Why does someone born in Papua, New Guinea, or Rwanda have such a radically different life from a Canadian or a Swede? And what happens, as now, when the societies come into ever greater proximity? Unlike most economics-based histories, "Guns, Germs and Steel" has a remarkably wide scope about differing cultures.

"The Paradox of American Democracy: Elites, Special Interests and the Betrayal of Public Trust" by John B. Judis is a relatively narrow-focus study of where we are in American politics. The beauty of the mandatory subtitle in nonfiction these days is that it almost eliminates the need for book reviews.

You know the subject matter -- now all you need to know is that Judis is a good guy and a good writer with a killer instinct for happy hype. I found the total effect far less "Whew, we're going to be all right" than "Holy hail, let's get to work now."

Novels: For any intelligent woman of a certain age, Gloria Emerson's "Loving Graham Greene" (Random House) is a special treat -- funny, but not mean about American idealism and its oddities.

"Blue Ridge" by T.R. Pearson (Viking), a lovely writer, could be a mystery or a Southern novel or just about people. It's a honey of a read.

What a rich year for Texana it's been. I should explain that I am not recommending books by friends, but most Texas writers are friends of mine simply by virtue of my having been around so long.

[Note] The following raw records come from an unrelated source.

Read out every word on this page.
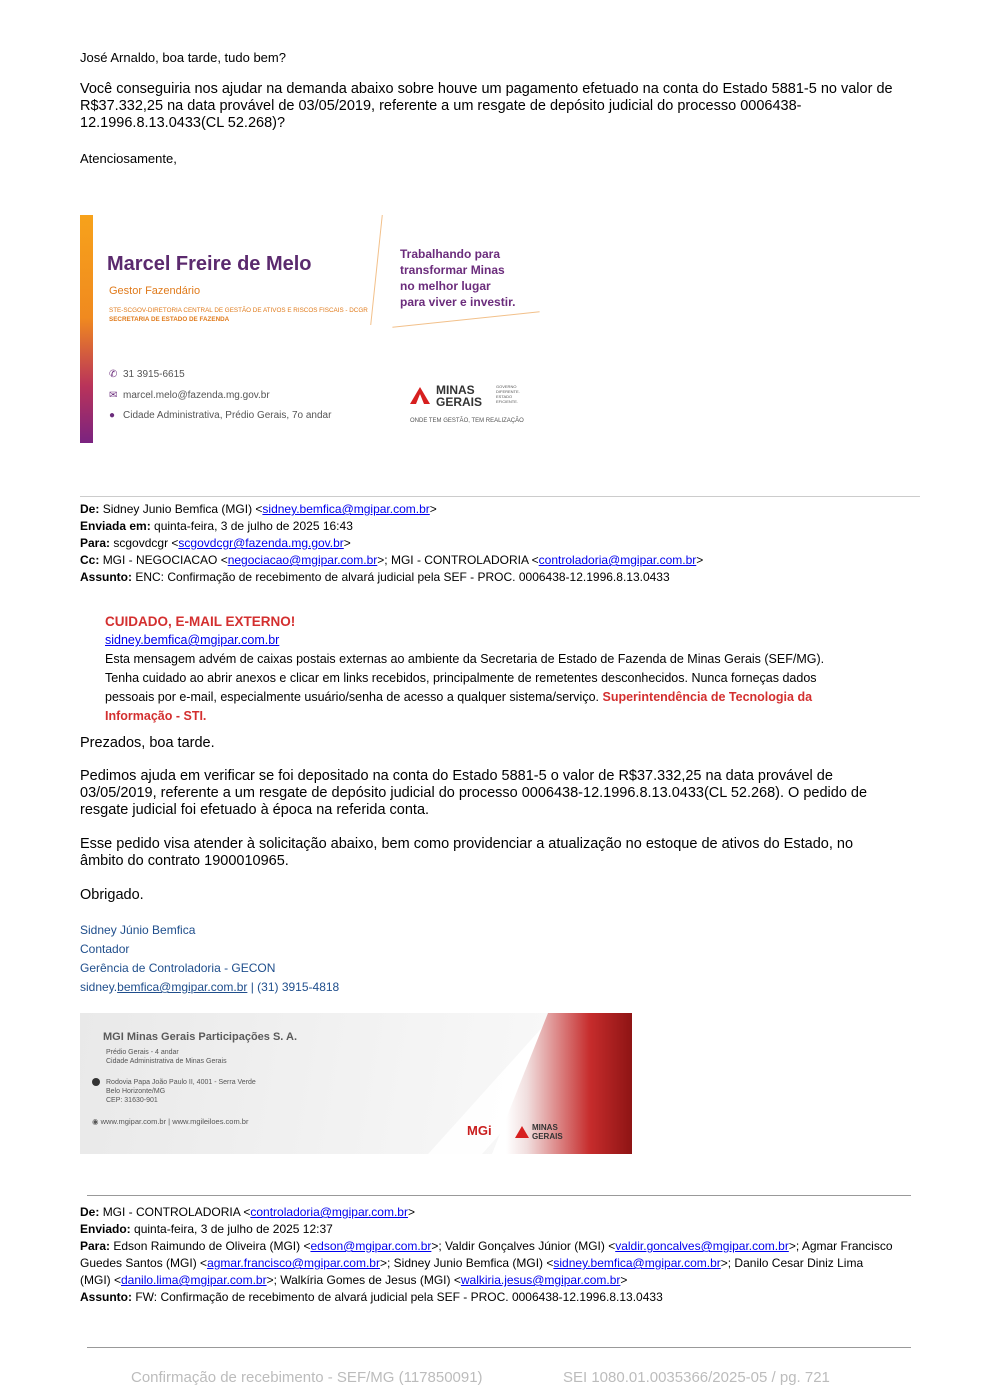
José Arnaldo, boa tarde, tudo bem?
Você conseguiria nos ajudar na demanda abaixo sobre houve um pagamento efetuado na conta do Estado 5881-5 no valor de
R$37.332,25 na data provável de 03/05/2019, referente a um resgate de depósito judicial do processo 0006438-
12.1996.8.13.0433(CL 52.268)?
Atenciosamente,
Marcel Freire de Melo
Gestor Fazendário
STE-SCGOV-DIRETORIA CENTRAL DE GESTÃO DE ATIVOS E RISCOS FISCAIS - DCGR
SECRETARIA DE ESTADO DE FAZENDA
✆ 31 3915-6615
✉ marcel.melo@fazenda.mg.gov.br
● Cidade Administrativa, Prédio Gerais, 7o andar
Trabalhando para
transformar Minas
no melhor lugar
para viver e investir.
MINAS
GERAIS
GOVERNO
DIFERENTE.
ESTADO
EFICIENTE.
ONDE TEM GESTÃO, TEM REALIZAÇÃO
De: Sidney Junio Bemfica (MGI) <sidney.bemfica@mgipar.com.br>
Enviada em: quinta-feira, 3 de julho de 2025 16:43
Para: scgovdcgr <scgovdcgr@fazenda.mg.gov.br>
Cc: MGI - NEGOCIACAO <negociacao@mgipar.com.br>; MGI - CONTROLADORIA <controladoria@mgipar.com.br>
Assunto: ENC: Confirmação de recebimento de alvará judicial pela SEF - PROC. 0006438-12.1996.8.13.0433
CUIDADO, E-MAIL EXTERNO!
sidney.bemfica@mgipar.com.br
Esta mensagem advém de caixas postais externas ao ambiente da Secretaria de Estado de Fazenda de Minas Gerais (SEF/MG).
Tenha cuidado ao abrir anexos e clicar em links recebidos, principalmente de remetentes desconhecidos. Nunca forneças dados
pessoais por e-mail, especialmente usuário/senha de acesso a qualquer sistema/serviço. Superintendência de Tecnologia da
Informação - STI.
Prezados, boa tarde.
Pedimos ajuda em verificar se foi depositado na conta do Estado 5881-5 o valor de R$37.332,25 na data provável de
03/05/2019, referente a um resgate de depósito judicial do processo 0006438-12.1996.8.13.0433(CL 52.268). O pedido de
resgate judicial foi efetuado à época na referida conta.
Esse pedido visa atender à solicitação abaixo, bem como providenciar a atualização no estoque de ativos do Estado, no
âmbito do contrato 1900010965.
Obrigado.
Sidney Júnio Bemfica
Contador
Gerência de Controladoria - GECON
sidney.bemfica@mgipar.com.br | (31) 3915-4818
MGI Minas Gerais Participações S. A.
Prédio Gerais - 4 andar
Cidade Administrativa de Minas Gerais
Rodovia Papa João Paulo II, 4001 - Serra Verde
Belo Horizonte/MG
CEP: 31630-901
◉ www.mgipar.com.br | www.mgileiloes.com.br
MGi	MINAS
GERAIS
De: MGI - CONTROLADORIA <controladoria@mgipar.com.br>
Enviado: quinta-feira, 3 de julho de 2025 12:37
Para: Edson Raimundo de Oliveira (MGI) <edson@mgipar.com.br>; Valdir Gonçalves Júnior (MGI) <valdir.goncalves@mgipar.com.br>; Agmar Francisco
Guedes Santos (MGI) <agmar.francisco@mgipar.com.br>; Sidney Junio Bemfica (MGI) <sidney.bemfica@mgipar.com.br>; Danilo Cesar Diniz Lima
(MGI) <danilo.lima@mgipar.com.br>; Walkíria Gomes de Jesus (MGI) <walkiria.jesus@mgipar.com.br>
Assunto: FW: Confirmação de recebimento de alvará judicial pela SEF - PROC. 0006438-12.1996.8.13.0433
Confirmação de recebimento - SEF/MG (117850091)	SEI 1080.01.0035366/2025-05 / pg. 721
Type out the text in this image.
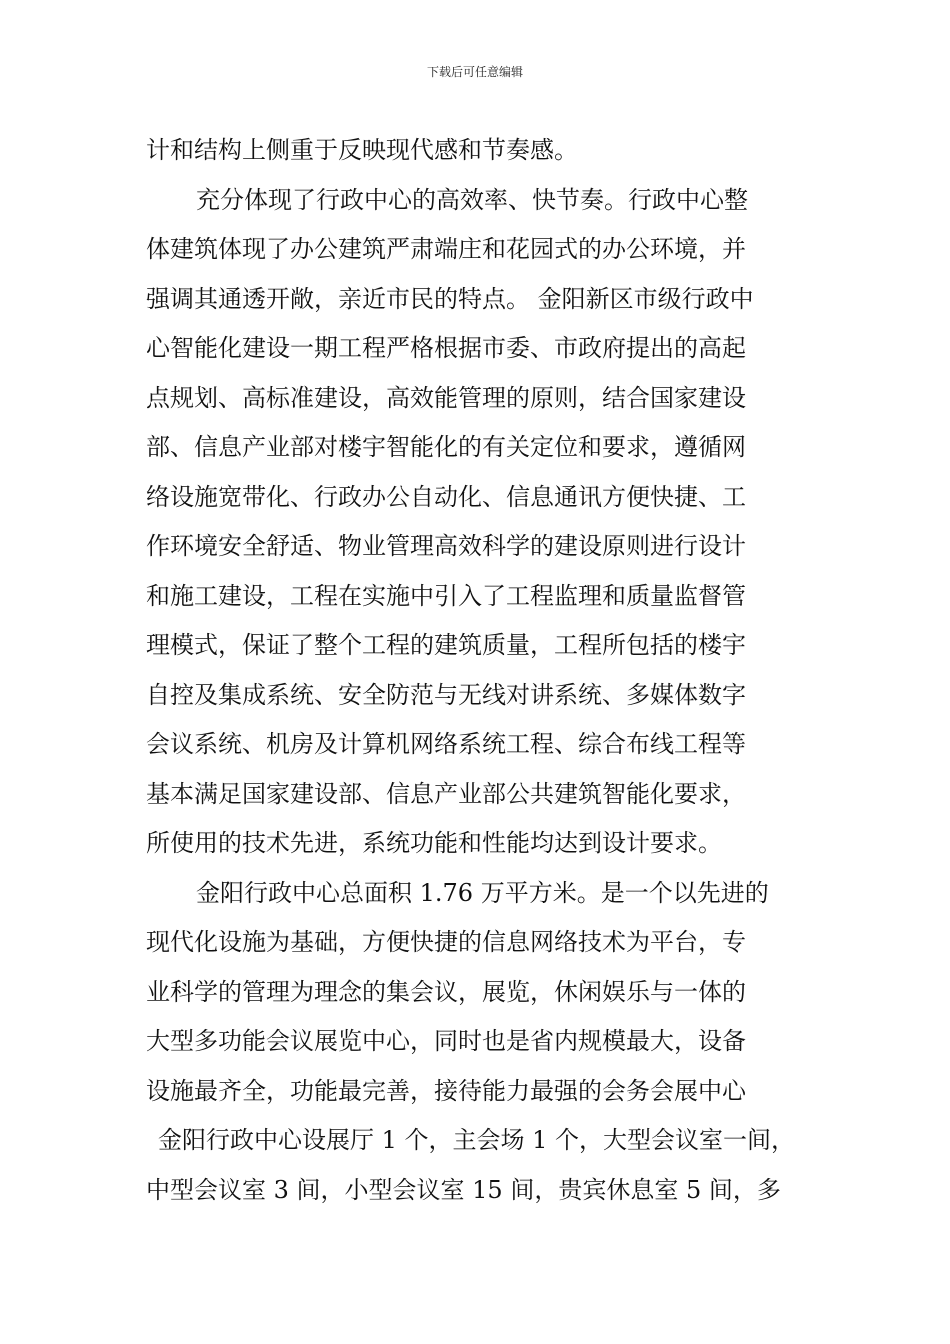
下载后可任意编辑
计和结构上侧重于反映现代感和节奏感。
充分体现了行政中心的高效率、快节奏。行政中心整
体建筑体现了办公建筑严肃端庄和花园式的办公环境，并
强调其通透开敞，亲近市民的特点。 金阳新区市级行政中
心智能化建设一期工程严格根据市委、市政府提出的高起
点规划、高标准建设，高效能管理的原则，结合国家建设
部、信息产业部对楼宇智能化的有关定位和要求，遵循网
络设施宽带化、行政办公自动化、信息通讯方便快捷、工
作环境安全舒适、物业管理高效科学的建设原则进行设计
和施工建设，工程在实施中引入了工程监理和质量监督管
理模式，保证了整个工程的建筑质量，工程所包括的楼宇
自控及集成系统、安全防范与无线对讲系统、多媒体数字
会议系统、机房及计算机网络系统工程、综合布线工程等
基本满足国家建设部、信息产业部公共建筑智能化要求，
所使用的技术先进，系统功能和性能均达到设计要求。
金阳行政中心总面积 1.76 万平方米。是一个以先进的
现代化设施为基础，方便快捷的信息网络技术为平台，专
业科学的管理为理念的集会议，展览，休闲娱乐与一体的
大型多功能会议展览中心，同时也是省内规模最大，设备
设施最齐全，功能最完善，接待能力最强的会务会展中心
金阳行政中心设展厅 1 个，主会场 1 个，大型会议室一间，
中型会议室 3 间，小型会议室 15 间，贵宾休息室 5 间，多
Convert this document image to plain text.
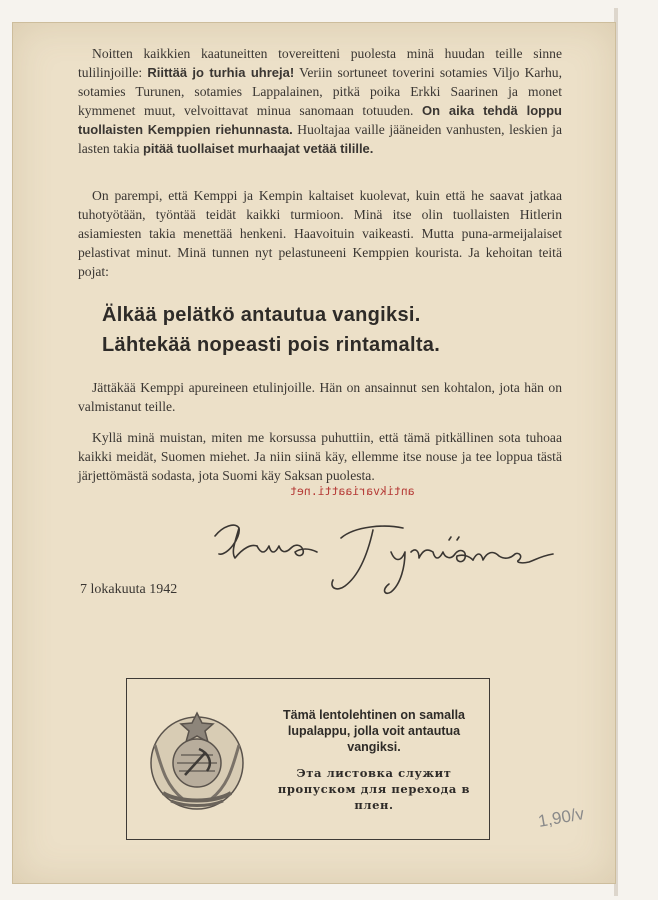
Noitten kaikkien kaatuneitten tovereitteni puolesta minä huudan teille sinne tulilinjoille: Riittää jo turhia uhreja! Veriin sortuneet toverini sotamies Viljo Karhu, sotamies Turunen, sotamies Lappalainen, pitkä poika Erkki Saarinen ja monet kymmenet muut, velvoittavat minua sanomaan totuuden. On aika tehdä loppu tuollaisten Kemppien riehunnasta. Huoltajaa vaille jääneiden vanhusten, leskien ja lasten takia pitää tuollaiset murhaajat vetää tilille.
On parempi, että Kemppi ja Kempin kaltaiset kuolevat, kuin että he saavat jatkaa tuhotyötään, työntää teidät kaikki turmioon. Minä itse olin tuollaisten Hitlerin asiamiesten takia menettää henkeni. Haavoituin vaikeasti. Mutta puna-armeijalaiset pelastivat minut. Minä tunnen nyt pelastuneeni Kemppien kourista. Ja kehoitan teitä pojat:
Älkää pelätkö antautua vangiksi.
Lähtekää nopeasti pois rintamalta.
Jättäkää Kemppi apureineen etulinjoille. Hän on ansainnut sen kohtalon, jota hän on valmistanut teille.
Kyllä minä muistan, miten me korsussa puhuttiin, että tämä pitkällinen sota tuhoaa kaikki meidät, Suomen miehet. Ja niin siinä käy, ellemme itse nouse ja tee loppua tästä järjettömästä sodasta, jota Suomi käy Saksan puolesta.
antikvariaatti.net
7 lokakuuta 1942
Tämä lentolehtinen on samalla lupalappu, jolla voit antautua vangiksi.
Эта листовка служит пропуском для перехода в плен.	1,90/v
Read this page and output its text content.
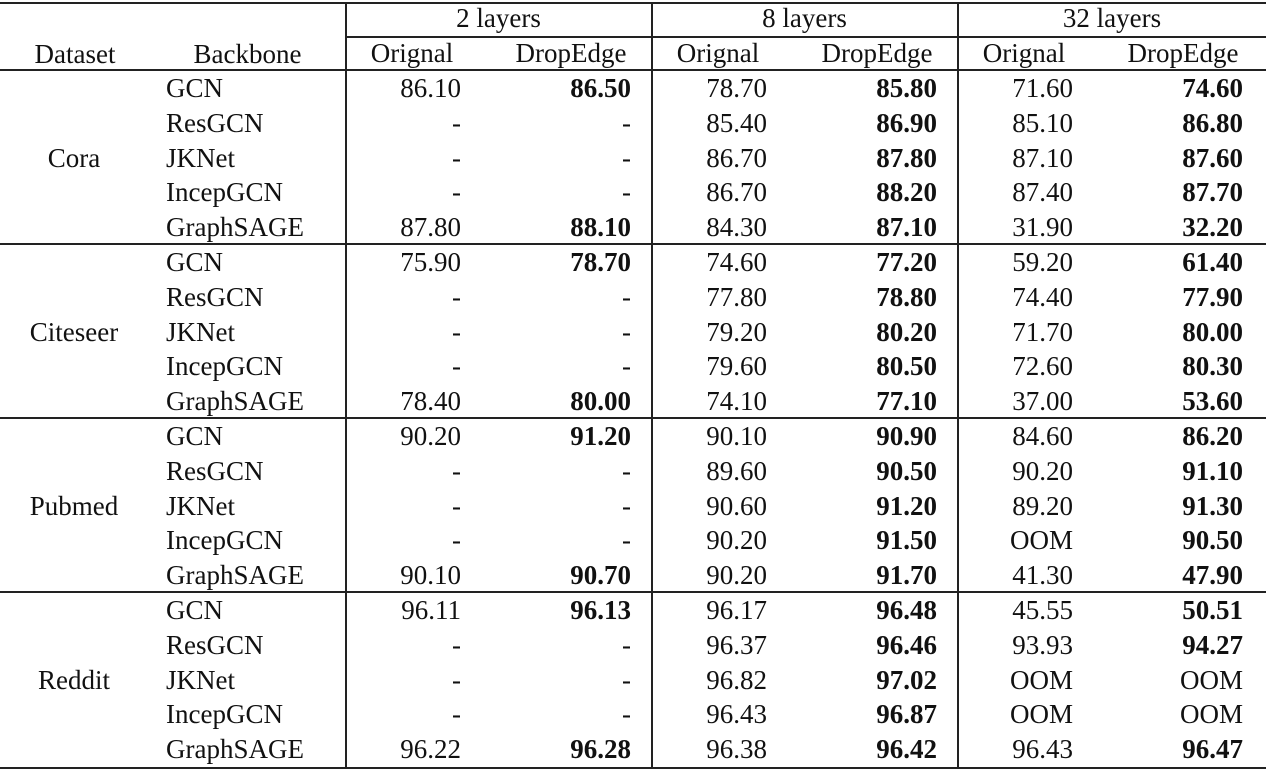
Dataset	Backbone
2 layers	8 layers	32 layers
Orignal	DropEdge	Orignal	DropEdge	Orignal	DropEdge
Cora
GCN	86.10	86.50	78.70	85.80	71.60	74.60
ResGCN	-	-	85.40	86.90	85.10	86.80
JKNet	-	-	86.70	87.80	87.10	87.60
IncepGCN	-	-	86.70	88.20	87.40	87.70
GraphSAGE	87.80	88.10	84.30	87.10	31.90	32.20
Citeseer
GCN	75.90	78.70	74.60	77.20	59.20	61.40
ResGCN	-	-	77.80	78.80	74.40	77.90
JKNet	-	-	79.20	80.20	71.70	80.00
IncepGCN	-	-	79.60	80.50	72.60	80.30
GraphSAGE	78.40	80.00	74.10	77.10	37.00	53.60
Pubmed
GCN	90.20	91.20	90.10	90.90	84.60	86.20
ResGCN	-	-	89.60	90.50	90.20	91.10
JKNet	-	-	90.60	91.20	89.20	91.30
IncepGCN	-	-	90.20	91.50	OOM	90.50
GraphSAGE	90.10	90.70	90.20	91.70	41.30	47.90
Reddit
GCN	96.11	96.13	96.17	96.48	45.55	50.51
ResGCN	-	-	96.37	96.46	93.93	94.27
JKNet	-	-	96.82	97.02	OOM	OOM
IncepGCN	-	-	96.43	96.87	OOM	OOM
GraphSAGE	96.22	96.28	96.38	96.42	96.43	96.47
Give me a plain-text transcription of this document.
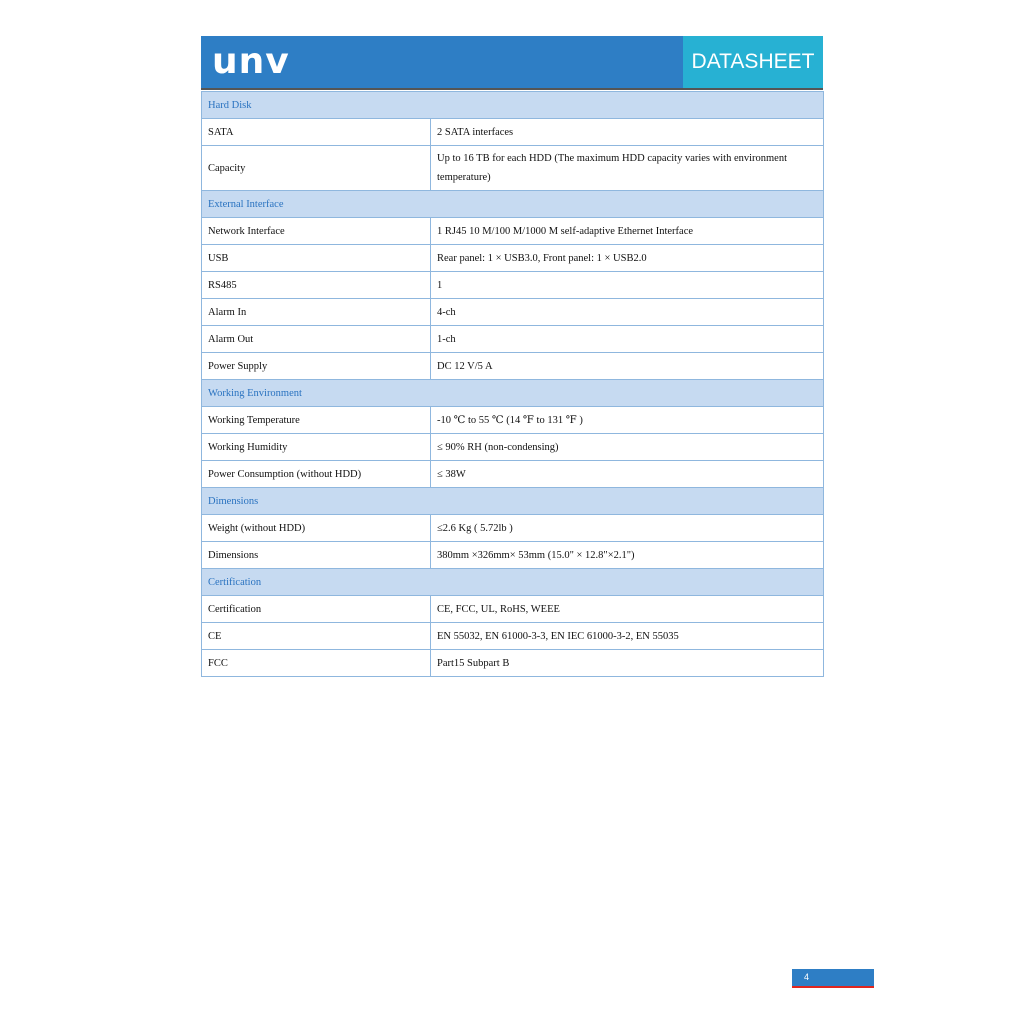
unv	DATASHEET
Hard Disk	
SATA	2 SATA interfaces
Capacity	Up to 16 TB for each HDD (The maximum HDD capacity varies with environment temperature)
External Interface	
Network Interface	1 RJ45 10 M/100 M/1000 M self-adaptive Ethernet Interface
USB	Rear panel: 1 × USB3.0, Front panel: 1 × USB2.0
RS485	1
Alarm In	4-ch
Alarm Out	1-ch
Power Supply	DC 12 V/5 A
Working Environment	
Working Temperature	-10 ℃ to 55 ℃ (14 ℉ to 131 ℉ )
Working Humidity	≤ 90% RH (non-condensing)
Power Consumption (without HDD)	≤ 38W
Dimensions	
Weight (without HDD)	≤2.6 Kg ( 5.72lb )
Dimensions	380mm ×326mm× 53mm (15.0" × 12.8"×2.1")
Certification	
Certification	CE, FCC, UL, RoHS, WEEE
CE	EN 55032, EN 61000-3-3, EN IEC 61000-3-2, EN 55035
FCC	Part15 Subpart B
4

Stephen Harrigan's "The Gates of the Alamo" (Knopf) has been widely praised as the almost unthinkable -- a fresh look at the Alamo. Harrigan's scholarship goes well beyond what he calls the Revised Standard Version, the debunking that got most of us past the enough-to-gag-a-maggot hyper-adulation on which we were raised.

Even the Revised Standard Version (Sam Houston told those fools to get out of there) is not adequate to the debunking needs of this case, but it is still, after all, one great story.

"Cherry" by Mary Karr (Viking) is the second volume by the memoirist from the Golden Triangle -- living proof that you can grow up absolutely anywhere and still get literary material from it. This book is about being a female adolescent, a horrible fate; the best that can be said of it is that one does recover.

The extraordinary thing about Karr, in addition to the poetry of her writing, is her stunning honesty. She calls it "writing without dignity," without the self-delusions that we all use in the endless struggle to think better of ourselves. Absolute honesty, like all surprises, makes people laugh.

For the all-purpose coffee-table book gift (covers entire families and couples of disparate tastes), I recommend a lovely book of photo essays by Rick Williams, "Working Hands" (Texas A&M University Press). Cowboys and roughnecks, sure, but high-tech workers and scientists, too. A lovely book of modern Texas.